Le Petit Palais a du mal à se placer parmi ses concurrents parisiens. Depuis son ouverture, comment expliquez-vous sa chute de fréquentation (-47,5 % de 2010 à 2011, -35 % de 2011 à 2012) ?
Par chance, le baromètre a bien remonté au premier semestre 2013 ! Mais il faut nuancer ces chiffres : le succès de l’exposition « Yves Saint-Laurent » en 2010, qui a duré six mois et qui n’entrait pas dans le programme scientifique du musée, a faussé les statistiques. Idem en 2008, l’exposition de photographies de stars par Patrick Demarchelier a attiré des foules sans lendemain. Nous allons essayer de rebondir en maintenant une programmation « courageuse », à l’image des expositions « De Nittis » et « Forain » qui défendaient des artistes du XIXe siècle. Pour faire face à des maisons qui ont des forces de communication très performantes, les équipes ont été étoffées et dotées de davantage de moyens. Il ne s’agit pas de choisir les sujets en fonction des attentes de fréquentation, mais d’en tenir compte dans le calibrage des projets et trouver les arguments pour mieux les défendre.
Comment définiriez-vous l’image du Petit Palais ?
Elle a quelques raisons de paraître un peu floue. Ce sont les collections municipales de beaux-arts jusqu’en 1914, le relais étant pris ensuite par le Musée d’art moderne de la Ville. Elles sont sans doute moins cohérentes que celles des musées encyclopédiques en région, car elles ont été surtout constituées par des donations – antiquités gréco-romaines, objets d’art de la Renaissance, peintures du XVIIe hollandais, un bel ensemble XVIIIe, les donations des héritiers de Courbet, de Carpeaux… Les acquisitions de la Ville au tournant du siècle sont liées aux artistes qu’elle soutenait, comme Henner ou Besnard. Mais, par exemple, la peinture italienne est quasi absente : c’est l’originalité du Louvre des Parisiens ! L’image du Petit Palais qu’il faut défendre est donc celle d’un musée de collectionneurs, dont le bâtiment-vitrine serait la plus belle œuvre. À défaut de combler les lacunes, nous devons renforcer les points forts par nos acquisitions, en recentrant les expositions sur ces domaines. Longtemps, le Petit Palais a abrité les expositions cofinancées par le ministère des Affaires étrangères, dont le cadre dépassait celui des collections permanentes au risque de brouiller l’image du musée.

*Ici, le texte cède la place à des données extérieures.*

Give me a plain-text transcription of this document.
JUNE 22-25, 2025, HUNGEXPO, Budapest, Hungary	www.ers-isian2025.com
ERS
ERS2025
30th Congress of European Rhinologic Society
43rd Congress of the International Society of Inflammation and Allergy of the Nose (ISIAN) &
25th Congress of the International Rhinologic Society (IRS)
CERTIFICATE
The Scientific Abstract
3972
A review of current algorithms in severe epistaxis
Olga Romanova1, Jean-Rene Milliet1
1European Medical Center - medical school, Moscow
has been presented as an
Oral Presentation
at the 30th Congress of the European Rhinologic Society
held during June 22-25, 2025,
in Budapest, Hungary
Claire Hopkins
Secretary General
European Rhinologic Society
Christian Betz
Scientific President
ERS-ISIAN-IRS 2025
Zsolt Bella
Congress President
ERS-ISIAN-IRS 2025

Depuis la création de l’établissement public des musées de la Ville de Paris au 1er janvier 2013, la dynamique a-t-elle évolué ? Des expositions comme celle consacrée à Yves Saint-Laurent imposée par la mairie de Paris, verraient-elles encore le jour ?

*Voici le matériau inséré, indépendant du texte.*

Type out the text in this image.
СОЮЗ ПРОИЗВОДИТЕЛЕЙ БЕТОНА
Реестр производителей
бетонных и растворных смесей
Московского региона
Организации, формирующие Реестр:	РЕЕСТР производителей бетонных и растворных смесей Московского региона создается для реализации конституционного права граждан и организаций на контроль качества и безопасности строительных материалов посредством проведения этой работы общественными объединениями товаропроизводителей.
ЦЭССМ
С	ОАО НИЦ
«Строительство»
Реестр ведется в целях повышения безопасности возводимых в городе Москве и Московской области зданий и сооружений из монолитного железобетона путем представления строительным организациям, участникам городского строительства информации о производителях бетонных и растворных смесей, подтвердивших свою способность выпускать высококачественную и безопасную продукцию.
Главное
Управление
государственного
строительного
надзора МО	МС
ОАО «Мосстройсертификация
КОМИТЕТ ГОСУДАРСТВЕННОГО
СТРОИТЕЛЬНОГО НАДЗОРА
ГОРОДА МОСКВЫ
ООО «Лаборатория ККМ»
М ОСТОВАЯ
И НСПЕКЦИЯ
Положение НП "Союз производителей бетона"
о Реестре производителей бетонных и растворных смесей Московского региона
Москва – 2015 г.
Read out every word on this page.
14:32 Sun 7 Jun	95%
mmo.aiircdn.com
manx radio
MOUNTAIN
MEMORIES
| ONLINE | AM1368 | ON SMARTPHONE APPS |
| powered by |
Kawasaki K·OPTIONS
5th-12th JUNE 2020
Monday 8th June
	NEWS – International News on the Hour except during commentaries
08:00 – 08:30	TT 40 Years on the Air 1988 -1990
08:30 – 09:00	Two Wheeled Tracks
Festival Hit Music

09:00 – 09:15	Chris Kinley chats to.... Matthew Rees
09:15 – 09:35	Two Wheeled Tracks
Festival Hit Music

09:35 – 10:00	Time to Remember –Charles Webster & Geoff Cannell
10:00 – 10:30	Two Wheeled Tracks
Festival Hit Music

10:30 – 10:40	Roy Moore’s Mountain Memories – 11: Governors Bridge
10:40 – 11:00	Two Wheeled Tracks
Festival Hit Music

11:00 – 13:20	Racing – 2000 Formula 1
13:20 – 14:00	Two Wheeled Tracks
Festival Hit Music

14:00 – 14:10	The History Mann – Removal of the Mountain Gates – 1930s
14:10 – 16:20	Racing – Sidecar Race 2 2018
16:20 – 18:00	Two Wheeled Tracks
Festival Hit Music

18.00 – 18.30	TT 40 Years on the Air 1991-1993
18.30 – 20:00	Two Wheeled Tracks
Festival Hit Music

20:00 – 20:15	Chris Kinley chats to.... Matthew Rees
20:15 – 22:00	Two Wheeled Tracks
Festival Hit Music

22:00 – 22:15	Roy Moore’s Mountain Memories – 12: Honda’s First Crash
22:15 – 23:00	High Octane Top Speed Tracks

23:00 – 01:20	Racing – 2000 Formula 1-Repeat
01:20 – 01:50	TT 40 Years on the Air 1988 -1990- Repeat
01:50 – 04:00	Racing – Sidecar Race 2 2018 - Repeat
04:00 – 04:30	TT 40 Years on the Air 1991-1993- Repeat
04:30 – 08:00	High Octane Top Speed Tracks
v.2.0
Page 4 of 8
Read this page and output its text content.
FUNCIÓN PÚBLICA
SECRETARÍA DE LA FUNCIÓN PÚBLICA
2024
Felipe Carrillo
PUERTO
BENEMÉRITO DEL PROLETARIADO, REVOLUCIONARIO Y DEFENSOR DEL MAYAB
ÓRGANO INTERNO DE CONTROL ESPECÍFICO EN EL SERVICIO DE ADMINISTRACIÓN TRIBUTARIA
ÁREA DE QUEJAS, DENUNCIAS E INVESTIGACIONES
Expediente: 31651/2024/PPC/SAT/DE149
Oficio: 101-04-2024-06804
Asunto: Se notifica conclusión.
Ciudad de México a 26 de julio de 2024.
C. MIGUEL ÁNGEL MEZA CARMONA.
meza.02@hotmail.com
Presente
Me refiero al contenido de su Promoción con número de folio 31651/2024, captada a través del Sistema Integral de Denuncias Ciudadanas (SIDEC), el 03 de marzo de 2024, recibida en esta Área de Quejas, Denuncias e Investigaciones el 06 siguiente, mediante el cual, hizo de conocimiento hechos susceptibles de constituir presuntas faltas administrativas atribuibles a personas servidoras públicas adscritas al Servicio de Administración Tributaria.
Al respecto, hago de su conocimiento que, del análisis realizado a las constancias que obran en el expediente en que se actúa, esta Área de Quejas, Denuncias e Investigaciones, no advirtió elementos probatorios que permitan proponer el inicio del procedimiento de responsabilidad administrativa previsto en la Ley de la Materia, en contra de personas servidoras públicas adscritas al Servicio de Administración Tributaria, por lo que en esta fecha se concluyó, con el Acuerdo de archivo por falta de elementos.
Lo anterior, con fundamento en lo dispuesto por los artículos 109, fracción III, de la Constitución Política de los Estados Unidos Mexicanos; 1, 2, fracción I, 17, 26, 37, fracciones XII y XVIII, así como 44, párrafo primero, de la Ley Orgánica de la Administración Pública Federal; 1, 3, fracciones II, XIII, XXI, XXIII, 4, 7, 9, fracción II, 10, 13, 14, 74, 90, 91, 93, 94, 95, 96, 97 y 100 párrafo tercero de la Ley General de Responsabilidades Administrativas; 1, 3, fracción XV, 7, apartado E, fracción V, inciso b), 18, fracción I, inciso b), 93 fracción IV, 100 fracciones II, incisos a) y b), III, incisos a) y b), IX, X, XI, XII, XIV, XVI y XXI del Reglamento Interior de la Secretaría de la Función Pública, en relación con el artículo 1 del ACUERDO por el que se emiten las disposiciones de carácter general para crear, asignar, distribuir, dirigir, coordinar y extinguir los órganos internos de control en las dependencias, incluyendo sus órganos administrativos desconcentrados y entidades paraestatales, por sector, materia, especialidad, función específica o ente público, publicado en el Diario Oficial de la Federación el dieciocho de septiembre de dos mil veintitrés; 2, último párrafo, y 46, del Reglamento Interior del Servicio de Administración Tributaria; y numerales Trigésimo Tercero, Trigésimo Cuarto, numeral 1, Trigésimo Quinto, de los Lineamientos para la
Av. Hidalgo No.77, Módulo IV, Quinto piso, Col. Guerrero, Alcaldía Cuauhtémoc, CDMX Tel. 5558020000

Que la Ville ait promu une exposition sur un grand couturier qui était un tel artiste n’est pas choquant en soi, et elle n’aurait pas tenu dans les salles du Palais Galliera. Mais il est essentiel sur le long terme de laisser chaque musée développer une programmation cohérente, c’est le sens de cette réforme de structure. Les musées municipaux sont désormais autonomes, mais collectivement sous l’entité Paris Musées, et, bien sûr sous la tutelle d’un Conseil d’administration qui doit veiller à éviter les dérives. Nous bénéficions de subventions de la Ville, c’est la moindre des choses d’en justifier l’usage.

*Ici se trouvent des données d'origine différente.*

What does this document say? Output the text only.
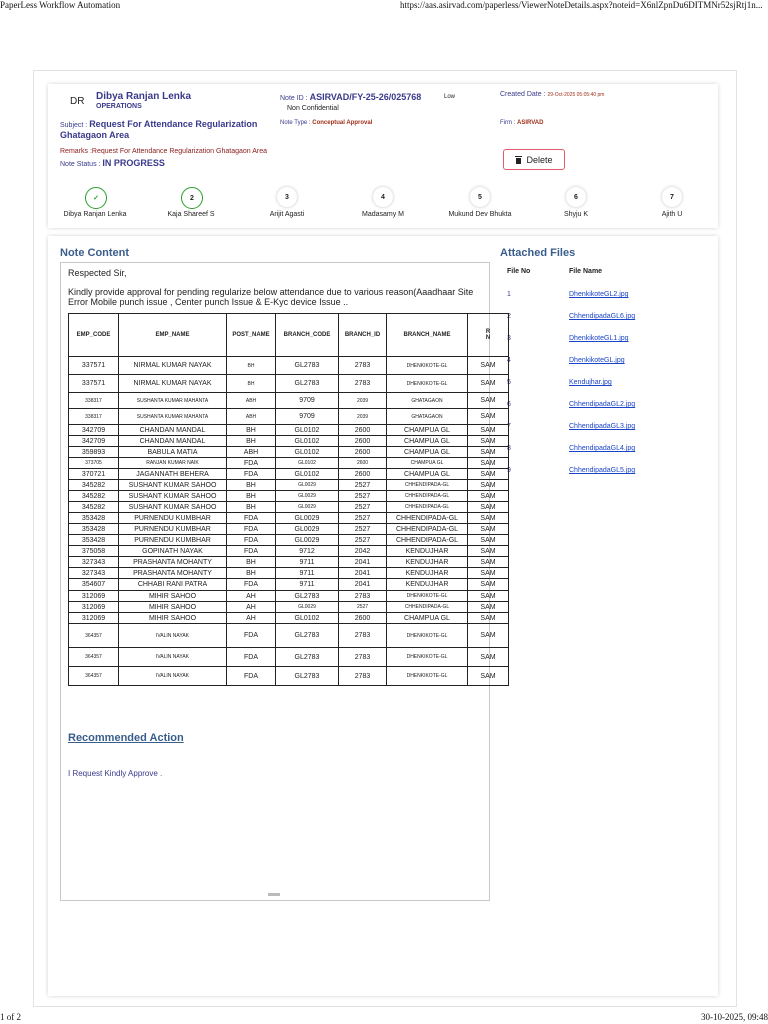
PaperLess Workflow Automation	https://aas.asirvad.com/paperless/ViewerNoteDetails.aspx?noteid=X6nlZpnDu6DITMNr52sjRtj1n...
DR Dibya Ranjan Lenka
OPERATIONS
Note ID : ASIRVAD/FY-25-26/025768	Low
Non Confidential
Created Date : 29-Oct-2025 05:05:40 pm
Subject : Request For Attendance Regularization
Ghatagaon Area
Note Type : Conceptual Approval	Firm : ASIRVAD
Remarks :Request For Attendance Regularization Ghatagaon Area
Note Status : IN PROGRESS	Delete
✓
Dibya Ranjan Lenka
2
Kaja Shareef S
3
Arijit Agasti
4
Madasamy M
5
Mukund Dev Bhukta
6
Shyju K
7
Ajith U
Note Content	Attached Files
File No	File Name
1	DhenkikoteGL2.jpg
2	ChhendipadaGL6.jpg
3	DhenkikoteGL1.jpg
4	DhenkikoteGL.jpg
5	Kendujhar.jpg
6	ChhendipadaGL2.jpg
7	ChhendipadaGL3.jpg
8	ChhendipadaGL4.jpg
9	ChhendipadaGL5.jpg
Respected Sir,
Kindly provide approval for pending regularize below attendance due to various reason(Aaadhaar Site Error Mobile punch issue , Center punch Issue & E-Kyc device Issue ..
EMP_CODE	EMP_NAME	POST_NAME	BRANCH_CODE	BRANCH_ID	BRANCH_NAME	R
N
337571	NIRMAL KUMAR NAYAK	BH	GL2783	2783	DHENKIKOTE-GL	SAM
337571	NIRMAL KUMAR NAYAK	BH	GL2783	2783	DHENKIKOTE-GL	SAM
338317	SUSHANTA KUMAR MAHANTA	ABH	9709	2039	GHATAGAON	SAM
338317	SUSHANTA KUMAR MAHANTA	ABH	9709	2039	GHATAGAON	SAM
342709	CHANDAN MANDAL	BH	GL0102	2600	CHAMPUA GL	SAM
342709	CHANDAN MANDAL	BH	GL0102	2600	CHAMPUA GL	SAM
359893	BABULA MATIA	ABH	GL0102	2600	CHAMPUA GL	SAM
373705	RANJAN KUMAR NAIK	FDA	GL0102	2600	CHAMPUA GL	SAM
370721	JAGANNATH BEHERA	FDA	GL0102	2600	CHAMPUA GL	SAM
345282	SUSHANT KUMAR SAHOO	BH	GL0029	2527	CHHENDIPADA-GL	SAM
345282	SUSHANT KUMAR SAHOO	BH	GL0029	2527	CHHENDIPADA-GL	SAM
345282	SUSHANT KUMAR SAHOO	BH	GL0029	2527	CHHENDIPADA-GL	SAM
353428	PURNENDU KUMBHAR	FDA	GL0029	2527	CHHENDIPADA-GL	SAM
353428	PURNENDU KUMBHAR	FDA	GL0029	2527	CHHENDIPADA-GL	SAM
353428	PURNENDU KUMBHAR	FDA	GL0029	2527	CHHENDIPADA-GL	SAM
375058	GOPINATH NAYAK	FDA	9712	2042	KENDUJHAR	SAM
327343	PRASHANTA MOHANTY	BH	9711	2041	KENDUJHAR	SAM
327343	PRASHANTA MOHANTY	BH	9711	2041	KENDUJHAR	SAM
354607	CHHABI RANI PATRA	FDA	9711	2041	KENDUJHAR	SAM
312069	MIHIR SAHOO	AH	GL2783	2783	DHENKIKOTE-GL	SAM
312069	MIHIR SAHOO	AH	GL0029	2527	CHHENDIPADA-GL	SAM
312069	MIHIR SAHOO	AH	GL0102	2600	CHAMPUA GL	SAM
364357	IVALIN NAYAK	FDA	GL2783	2783	DHENKIKOTE-GL	SAM
364357	IVALIN NAYAK	FDA	GL2783	2783	DHENKIKOTE-GL	SAM
364357	IVALIN NAYAK	FDA	GL2783	2783	DHENKIKOTE-GL	SAM
Recommended Action
I Request Kindly Approve .
1 of 2	30-10-2025, 09:48
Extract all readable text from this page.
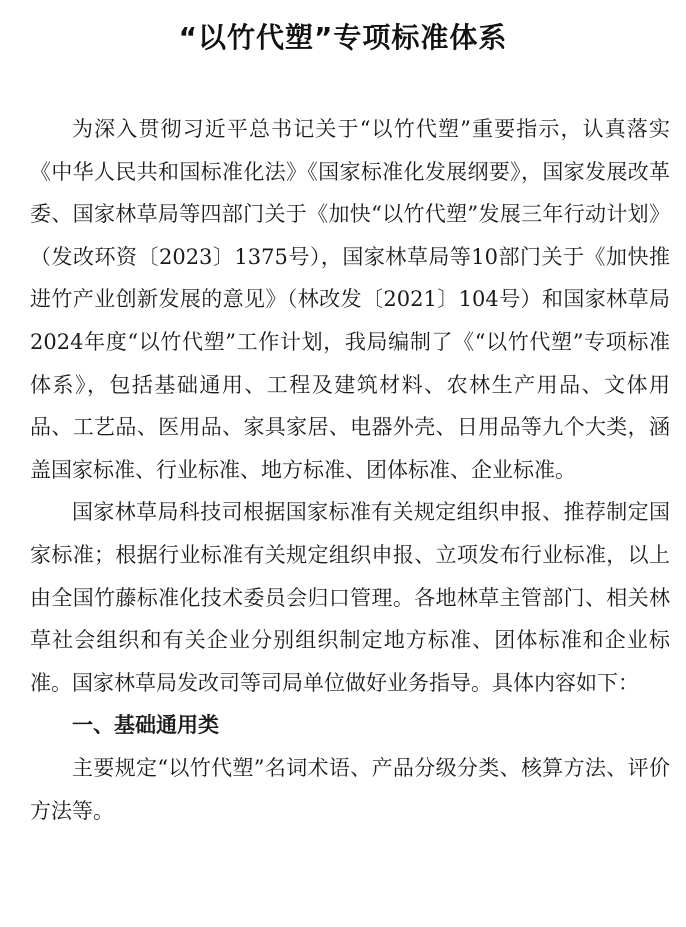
“以竹代塑”专项标准体系

为深入贯彻习近平总书记关于“以竹代塑”重要指示，认真落实《中华人民共和国标准化法》《国家标准化发展纲要》，国家发展改革委、国家林草局等四部门关于《加快“以竹代塑”发展三年行动计划》（发改环资〔2023〕1375号），国家林草局等10部门关于《加快推进竹产业创新发展的意见》（林改发〔2021〕104号）和国家林草局2024年度“以竹代塑”工作计划，我局编制了《“以竹代塑”专项标准体系》，包括基础通用、工程及建筑材料、农林生产用品、文体用品、工艺品、医用品、家具家居、电器外壳、日用品等九个大类，涵盖国家标准、行业标准、地方标准、团体标准、企业标准。

国家林草局科技司根据国家标准有关规定组织申报、推荐制定国家标准；根据行业标准有关规定组织申报、立项发布行业标准，以上由全国竹藤标准化技术委员会归口管理。各地林草主管部门、相关林草社会组织和有关企业分别组织制定地方标准、团体标准和企业标准。国家林草局发改司等司局单位做好业务指导。具体内容如下：

一、基础通用类

主要规定“以竹代塑”名词术语、产品分级分类、核算方法、评价方法等。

En 2009, le Petit Palais a, pour des raisons de conservation, accueilli l’exposition « William Blake » organisée par le Musée de la vie romantique. Est-ce donc l’une des vocations de ce lieu privilégié par sa taille ?
Le transfert au Petit Palais de « William Blake » a permis à l’exposition d’avoir lieu dans de meilleures conditions et de rencontrer un plus large public. L’établissement public sous-entend une mutualisation, il est donc normal qu’il puisse y avoir de l’entraide.
La programmation est équilibrée entre des expositions-événements comme « Jordaens » en octobre, puis « Paris 1900 » au printemps, et des présentations plus pointues qui demeurent faites pour un grand public. Quelles sont les lignes directrices de votre programmation ?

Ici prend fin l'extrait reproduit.